Der Tourentipp: Die Skitour zum Monte Bellino startet am Talschluss. Erst folgt man dem Talverlauf, um danach auf weite, freie Almflächen zu gelangen. Hier genießt man einen atemberaubenden Blick auf die schroffen, felsigen Gipfel der Kottischen Alpen. Wunderbare Hänge führen auf den knapp 3.000 Meter hohen Gipfel des Monte Bellino. Das Panorama dominiert die alles überragende Felspyramide des Monviso, des höchsten Gipfels der Region.
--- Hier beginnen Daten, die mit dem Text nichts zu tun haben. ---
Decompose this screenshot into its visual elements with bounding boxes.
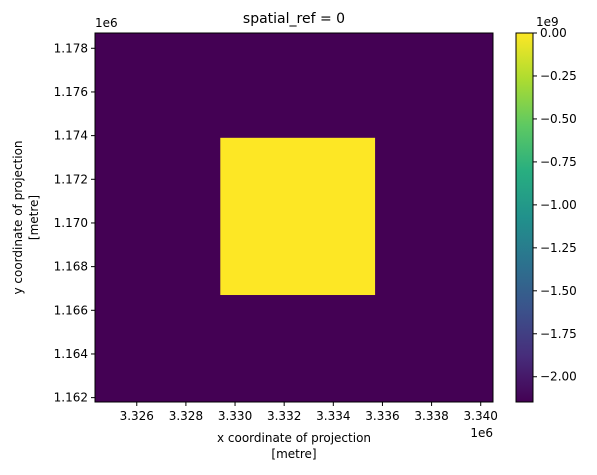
x-tick-label: 3.332 bbox=[267, 409, 301, 423]
x-axis-offset-label: 1e6 bbox=[470, 426, 493, 440]
x-tick-label: 3.338 bbox=[414, 409, 448, 423]
colorbar-offset-label: 1e9 bbox=[536, 15, 559, 29]
colorbar-tick-label: −0.25 bbox=[540, 69, 577, 83]
y-axis: 1.162 1.164 1.166 1.168 1.170 1.172 1.174 1.176… bbox=[54, 41, 95, 405]
y-tick-label: 1.178 bbox=[54, 41, 88, 55]
x-tick-label: 3.330 bbox=[218, 409, 252, 423]
x-axis-label: x coordinate of projection bbox=[217, 431, 371, 445]
colorbar-tick-label: −0.50 bbox=[540, 112, 577, 126]
colorbar-axis: 0.00 −0.25 −0.50 −0.75 −1.00 −1.25 −1.50 −1.75 −… bbox=[533, 26, 577, 384]
y-tick-label: 1.168 bbox=[54, 260, 88, 274]
x-tick-label: 3.334 bbox=[316, 409, 350, 423]
y-tick-label: 1.162 bbox=[54, 391, 88, 405]
y-tick-label: 1.172 bbox=[54, 172, 88, 186]
x-axis-label-unit: [metre] bbox=[271, 447, 316, 461]
colorbar-tick-label: −0.75 bbox=[540, 155, 577, 169]
colorbar-tick-label: −1.75 bbox=[540, 327, 577, 341]
y-tick-label: 1.170 bbox=[54, 216, 88, 230]
y-tick-label: 1.176 bbox=[54, 85, 88, 99]
plot-frame bbox=[94, 32, 494, 403]
colorbar-tick-label: −1.50 bbox=[540, 284, 577, 298]
x-tick-label: 3.340 bbox=[464, 409, 498, 423]
x-tick-label: 3.336 bbox=[365, 409, 399, 423]
y-axis-label-unit: [metre] bbox=[27, 195, 41, 240]
x-tick-label: 3.326 bbox=[120, 409, 154, 423]
colorbar-tick-label: −1.25 bbox=[540, 241, 577, 255]
chart-title: spatial_ref = 0 bbox=[243, 11, 345, 27]
y-axis-offset-label: 1e6 bbox=[95, 16, 118, 30]
colorbar-tick-label: −1.00 bbox=[540, 198, 577, 212]
y-tick-label: 1.164 bbox=[54, 347, 88, 361]
x-tick-label: 3.328 bbox=[169, 409, 203, 423]
y-tick-label: 1.174 bbox=[54, 129, 88, 143]
y-axis-label: y coordinate of projection bbox=[11, 140, 25, 294]
heatmap-image bbox=[95, 33, 493, 402]
y-tick-label: 1.166 bbox=[54, 303, 88, 317]
colorbar-tick-label: −2.00 bbox=[540, 370, 577, 384]
colorbar bbox=[515, 32, 534, 403]
y-axis-label-group: y coordinate of projection [metre] bbox=[11, 140, 41, 294]
x-axis: 3.326 3.328 3.330 3.332 3.334 3.336 3.338 3.340 bbox=[120, 402, 498, 423]
colorbar-tick-label: 0.00 bbox=[540, 26, 567, 40]
square-region bbox=[220, 137, 376, 296]
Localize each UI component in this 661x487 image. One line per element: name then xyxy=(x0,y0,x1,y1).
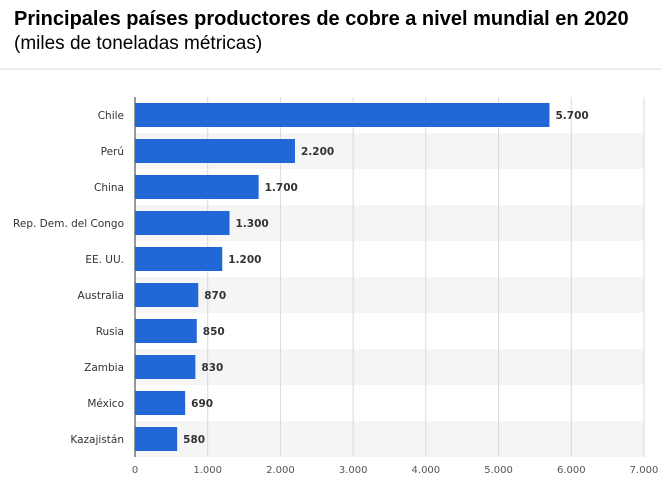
x-tick-label: 4.000 xyxy=(412,465,441,476)
category-label: Australia xyxy=(78,290,124,302)
bar xyxy=(135,319,197,343)
chart-subtitle: (miles de toneladas métricas) xyxy=(14,33,263,54)
bar xyxy=(135,355,196,379)
chart-title: Principales países productores de cobre … xyxy=(14,8,629,30)
x-tick-label: 3.000 xyxy=(339,465,368,476)
x-tick-label: 5.000 xyxy=(484,465,513,476)
bar xyxy=(135,175,259,199)
value-label: 870 xyxy=(204,290,226,302)
x-tick-label: 1.000 xyxy=(193,465,222,476)
header-divider xyxy=(0,68,661,70)
x-tick-label: 6.000 xyxy=(557,465,586,476)
category-label: Rep. Dem. del Congo xyxy=(13,218,124,230)
bar xyxy=(135,283,199,307)
category-label: México xyxy=(87,398,124,410)
x-tick-label: 7.000 xyxy=(630,465,659,476)
category-label: Chile xyxy=(98,110,124,122)
chart-header: Principales países productores de cobre … xyxy=(14,6,654,56)
value-label: 690 xyxy=(191,398,213,410)
value-label: 1.700 xyxy=(265,182,298,194)
category-label: Zambia xyxy=(84,362,124,374)
value-label: 1.200 xyxy=(228,254,261,266)
value-label: 5.700 xyxy=(555,110,588,122)
bar xyxy=(135,211,230,235)
value-label: 850 xyxy=(203,326,225,338)
bar xyxy=(135,247,223,271)
bar xyxy=(135,427,178,451)
row-band xyxy=(135,349,644,385)
bar xyxy=(135,391,186,415)
category-label: China xyxy=(94,182,124,194)
value-label: 830 xyxy=(201,362,223,374)
x-tick-label: 0 xyxy=(132,465,138,476)
category-label: EE. UU. xyxy=(85,254,124,266)
bar xyxy=(135,103,550,127)
row-band xyxy=(135,277,644,313)
value-label: 1.300 xyxy=(236,218,269,230)
row-band xyxy=(135,421,644,457)
category-label: Perú xyxy=(101,146,124,158)
value-label: 2.200 xyxy=(301,146,334,158)
category-label: Kazajistán xyxy=(70,434,124,446)
bar xyxy=(135,139,295,163)
value-label: 580 xyxy=(183,434,205,446)
x-tick-label: 2.000 xyxy=(266,465,295,476)
category-label: Rusia xyxy=(96,326,124,338)
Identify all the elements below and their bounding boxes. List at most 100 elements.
Geheimtipps: Europas 5 schönste Skitouren / Bild: High Life
4. DAS BREITHORN (4.164 m), WALLIS (SUI)
Das kleine Berg dorf Zermatt im Wallis mag nicht mehr ganz so beschaulich wie früher sein. Gesehen haben muss man es trotzdem. Hier erhebt sich auch das Matterhorn – aus der Ferne betrachtet bestimmt einer der ästethischsten und markantesten Berge der Alpen. Für Skitourengeher ist allerdings weniger das Matterhorn als das Breithorn interessant – ein eigentlich einfach erreichbarer Viertausender mit direktem Blick aufs Matterhorn.
Der Tourentipp: Von der Bergstation der Zermatter Bergbahnen ist der Gipfel des Breithorn mit nur 300 Höhenmeter Aufstieg leicht erreichbar. Die anschließende Abfahrt garantiert für Superlative: 2.200 Höhenmeter perfektes Skigelände! Unbedingt zu beachten ist aber, dass auch einige Spaltenzonen am Schwärzegletscher passiert werden müssen. Durch eine schmale Klamm erreicht man abschließend wieder das Skigebiet. Noch ein Tipp: Akklimatisieren schadet nicht – wer darauf verzichtet, wird über die Kürze des Anstiegs durchaus froh sein.
Geheimtipps: Europas 5 schönste Skitouren / Bild: High Life
5. BARKAKOLLA, TROLLHALBINSEL (ISLAND)
Eine Reise nach Island ist für sich schon ein Highlight: Vulkanlandschaften, Geysire, heiße Quellen, dazu Berge und das Polarmeer – diese Mischung sorgt in jedem Fall für eine tolle Zeit. Das Ganze mit Skitourengehen zu kombinieren, ist noch besser. Ganz im Norden Islands liegt die Trollhalbinsel: Die Landschaft ist von Gebirgen und Fjorden geprägt und die Berghänge bieten nicht nur ein ideales Skigelände, sondern vor allem diese unbeschreibliche Mischung aus weißen Gipfeln und tiefem Blau des Polarmeeres.
Der Tourentipp: Gestartet wird in der kleinen Ortschaft Olafsfjördur. Rund 1.000 Höhenmeter Aufstieg über weite, absolut baumfreie Hänge sind zu bewältigen. Am besten ist diese Tour bei Firnverhältnissen zu machen, dann kann man auch die etwas steileren Passagen bedenkenlos in Angriff nehmen. Am Gipfel wartet ein atemberaubender Ausblick auf die umliegenden Berge, bei der Abfahrt schweift der Blick immer wieder Richtung Meer. Diese Mischung gibt es in unseren Breiten einfach nicht.